Eppure, non importa quanto amore e supporto puoi offrire alla vittima di uno psicopatico, come a tutti gli individui che soffrono di altre forme di dipendenza; solo lei può salvare se stessa. Alla fine, sta a lei trovare la forza dentro di sé per affrontare la realtà.
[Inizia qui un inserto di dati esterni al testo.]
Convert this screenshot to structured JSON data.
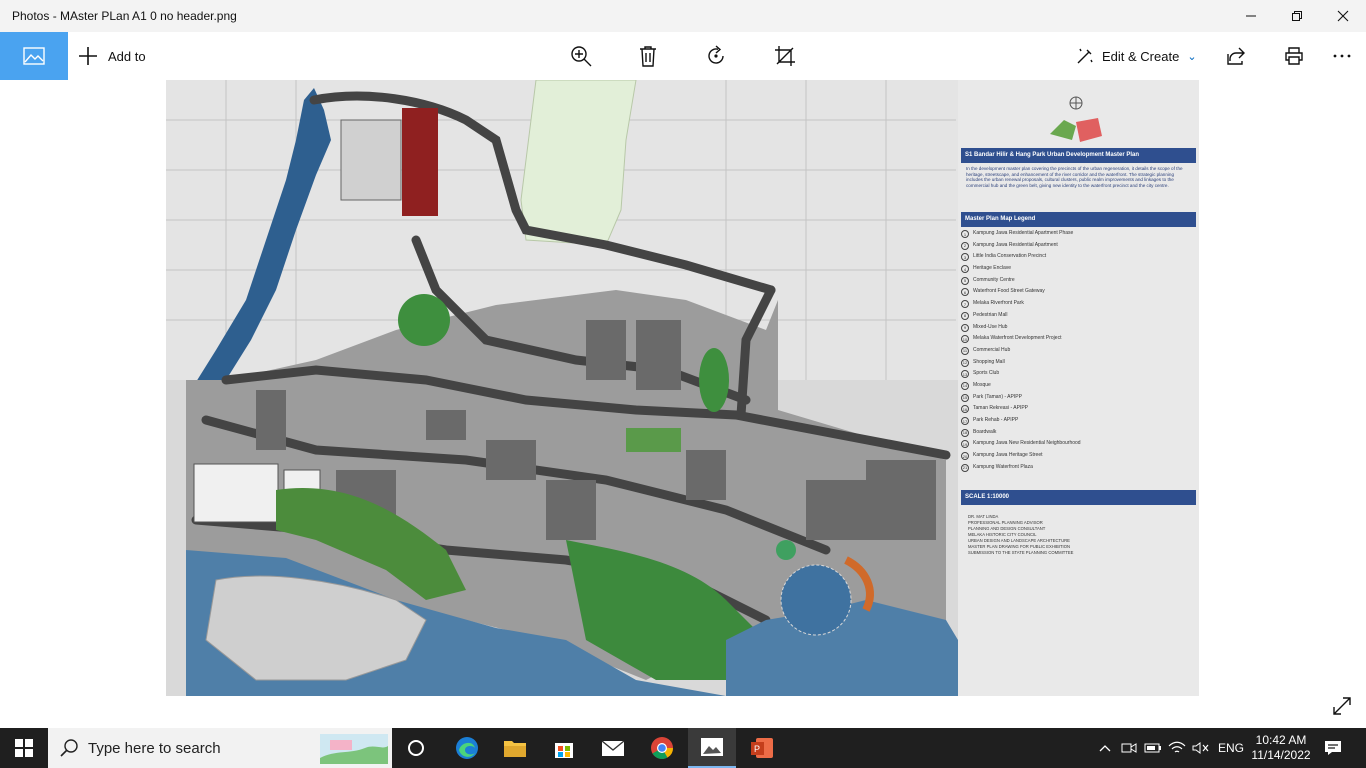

Gli psicologi stabiliscono che, in termini generali, più a lungo si sta con uno psicopatico, minore sarà la possibilità di riprendersi. L’amore tormentato verso di lui potrà durare per tutta la vita. Ma è molto improbabile che lui resti in zona per così tanto. Se non lasci tu, ci sono buone possibilità che ti lasci lui per inseguire, altrove, nuove opportunità. Conclude la Leedom: “La questione è se questo percorso, per concludersi, ha bisogno di così tanto tempo che la vittima, alla fine, avrà perso tutto di sé. Qualora ciò si verifichi, quando la relazione cade a pezzi esiste un elevato rischio di suicidio”. (lovefraud.com)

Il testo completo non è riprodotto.